Usama Khawar - Dawn - 12/11
La pertinence de l'assemblée sortante, un examen attentif des préoccupations en matière de légitimité politique et une prise de décision inclusive sont essentiels pour garantir la crédibilité et la légitimité morale de la nomination.

Le récent décès du ministre en chef par intérim de Khyber Pakhtunkhwa, Azam Khan, a une fois de plus déclenché des discussions autour du processus de nomination d'un ministre en chef par intérim et de l'intégrité du processus électoral.

Diverses suggestions partisanes ont circulé dans les médias grand public et sociaux, allant du gouverneur du KP Haji Ghulam Ali, affilié au Jamiat Ulema-i-Islam Fazl, assumant les fonctions de ministre en chef jusqu'à la nomination d'une personne comme le juge en chef pour assumer ce rôle. Certains ont même proposé que la Commission électorale du Pakistan (ECP) nomme un ministre ou sélectionne de manière autonome un ministre en chef par intérim. De plus, certains demandent que le Sénat joue un rôle dans ce processus de nomination.
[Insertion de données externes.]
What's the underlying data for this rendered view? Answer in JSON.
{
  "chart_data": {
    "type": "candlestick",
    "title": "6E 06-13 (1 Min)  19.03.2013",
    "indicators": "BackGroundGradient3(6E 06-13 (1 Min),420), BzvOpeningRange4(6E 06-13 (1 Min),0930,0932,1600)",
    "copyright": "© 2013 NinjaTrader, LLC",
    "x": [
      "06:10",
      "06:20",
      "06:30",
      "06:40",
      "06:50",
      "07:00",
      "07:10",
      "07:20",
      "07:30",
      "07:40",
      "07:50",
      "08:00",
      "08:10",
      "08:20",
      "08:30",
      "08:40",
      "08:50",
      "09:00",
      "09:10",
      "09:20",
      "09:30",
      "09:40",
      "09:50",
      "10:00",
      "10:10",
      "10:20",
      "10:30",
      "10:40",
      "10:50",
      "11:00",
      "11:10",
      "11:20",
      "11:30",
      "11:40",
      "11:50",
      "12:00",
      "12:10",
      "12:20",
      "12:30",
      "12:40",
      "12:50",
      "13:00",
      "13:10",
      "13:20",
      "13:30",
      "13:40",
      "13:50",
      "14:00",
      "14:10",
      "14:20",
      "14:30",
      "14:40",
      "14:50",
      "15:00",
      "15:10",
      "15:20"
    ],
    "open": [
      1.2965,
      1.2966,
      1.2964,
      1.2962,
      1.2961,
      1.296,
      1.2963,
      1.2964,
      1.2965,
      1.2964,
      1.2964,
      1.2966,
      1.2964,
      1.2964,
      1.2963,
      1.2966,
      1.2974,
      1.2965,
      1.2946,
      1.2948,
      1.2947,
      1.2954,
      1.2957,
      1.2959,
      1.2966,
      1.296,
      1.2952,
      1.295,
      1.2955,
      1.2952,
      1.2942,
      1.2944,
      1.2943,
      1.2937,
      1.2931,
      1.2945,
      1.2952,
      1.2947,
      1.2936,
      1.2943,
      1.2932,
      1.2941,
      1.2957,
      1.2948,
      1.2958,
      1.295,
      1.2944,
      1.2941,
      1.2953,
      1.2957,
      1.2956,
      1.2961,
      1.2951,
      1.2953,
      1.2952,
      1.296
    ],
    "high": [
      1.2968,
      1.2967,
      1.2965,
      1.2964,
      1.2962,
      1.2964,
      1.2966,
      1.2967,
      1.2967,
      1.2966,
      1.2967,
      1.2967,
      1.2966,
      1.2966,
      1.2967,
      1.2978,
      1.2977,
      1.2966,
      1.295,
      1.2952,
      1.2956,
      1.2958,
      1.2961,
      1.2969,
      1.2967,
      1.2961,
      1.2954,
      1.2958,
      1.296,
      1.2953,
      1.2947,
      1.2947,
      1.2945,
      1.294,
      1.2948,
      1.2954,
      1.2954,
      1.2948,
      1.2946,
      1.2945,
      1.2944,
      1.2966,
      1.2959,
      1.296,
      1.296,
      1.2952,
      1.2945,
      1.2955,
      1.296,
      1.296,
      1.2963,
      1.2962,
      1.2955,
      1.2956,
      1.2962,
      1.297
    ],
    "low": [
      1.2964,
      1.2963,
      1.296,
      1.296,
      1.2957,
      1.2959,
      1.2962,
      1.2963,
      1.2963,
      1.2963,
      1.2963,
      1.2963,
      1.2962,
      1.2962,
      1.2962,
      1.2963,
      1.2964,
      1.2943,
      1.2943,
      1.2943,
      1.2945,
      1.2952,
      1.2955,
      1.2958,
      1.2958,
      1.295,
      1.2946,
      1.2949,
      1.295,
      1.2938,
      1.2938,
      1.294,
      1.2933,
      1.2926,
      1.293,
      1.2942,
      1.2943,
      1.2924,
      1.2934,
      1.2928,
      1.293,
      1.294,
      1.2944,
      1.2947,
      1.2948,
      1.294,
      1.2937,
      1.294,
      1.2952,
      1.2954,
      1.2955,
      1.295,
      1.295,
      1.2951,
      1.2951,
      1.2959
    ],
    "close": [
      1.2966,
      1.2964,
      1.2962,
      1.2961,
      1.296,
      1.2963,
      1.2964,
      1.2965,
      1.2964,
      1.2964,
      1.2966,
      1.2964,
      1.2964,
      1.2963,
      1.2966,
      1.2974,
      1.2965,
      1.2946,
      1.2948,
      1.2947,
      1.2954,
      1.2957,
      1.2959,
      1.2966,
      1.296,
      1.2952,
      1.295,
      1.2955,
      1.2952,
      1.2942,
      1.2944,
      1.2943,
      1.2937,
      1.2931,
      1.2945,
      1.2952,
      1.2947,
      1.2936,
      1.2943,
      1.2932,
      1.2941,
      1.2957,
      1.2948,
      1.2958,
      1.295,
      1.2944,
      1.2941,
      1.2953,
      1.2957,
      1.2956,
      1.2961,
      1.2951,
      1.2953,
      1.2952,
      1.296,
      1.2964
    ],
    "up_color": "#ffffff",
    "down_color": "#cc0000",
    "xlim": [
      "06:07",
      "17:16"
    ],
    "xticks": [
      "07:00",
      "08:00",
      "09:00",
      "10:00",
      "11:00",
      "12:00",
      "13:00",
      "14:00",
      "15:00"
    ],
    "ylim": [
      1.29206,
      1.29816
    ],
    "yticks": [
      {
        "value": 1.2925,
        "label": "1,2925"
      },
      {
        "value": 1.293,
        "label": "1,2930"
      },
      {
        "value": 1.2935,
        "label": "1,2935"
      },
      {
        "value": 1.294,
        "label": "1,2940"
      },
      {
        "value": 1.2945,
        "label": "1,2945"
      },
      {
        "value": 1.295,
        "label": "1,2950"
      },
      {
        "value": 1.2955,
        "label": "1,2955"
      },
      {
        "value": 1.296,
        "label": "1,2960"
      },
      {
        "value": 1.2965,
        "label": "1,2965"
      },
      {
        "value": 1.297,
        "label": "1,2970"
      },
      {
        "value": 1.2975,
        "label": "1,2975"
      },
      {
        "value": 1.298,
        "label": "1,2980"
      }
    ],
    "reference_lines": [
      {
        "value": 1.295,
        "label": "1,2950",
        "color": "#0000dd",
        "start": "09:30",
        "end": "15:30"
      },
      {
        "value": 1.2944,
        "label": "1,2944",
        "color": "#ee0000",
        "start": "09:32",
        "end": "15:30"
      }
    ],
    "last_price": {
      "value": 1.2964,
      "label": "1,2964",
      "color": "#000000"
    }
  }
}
Au milieu de ces appels, un développement encourageant est que le gouverneur du KP a écrit une lettre à l'ancien ministre en chef Mahmood Khan et à l'ancien chef de l'opposition Akram Durrani, les invitant à des consultations pour la nomination de leur CM par intérim en vertu de l'article 224 (1A) de la Constitution. .

À mesure que le processus avance, il est impératif de revoir la procédure constitutionnelle de nomination d’un ministre en chef par intérim. C...
[Courte citation de 8% de l'article original]

Loading...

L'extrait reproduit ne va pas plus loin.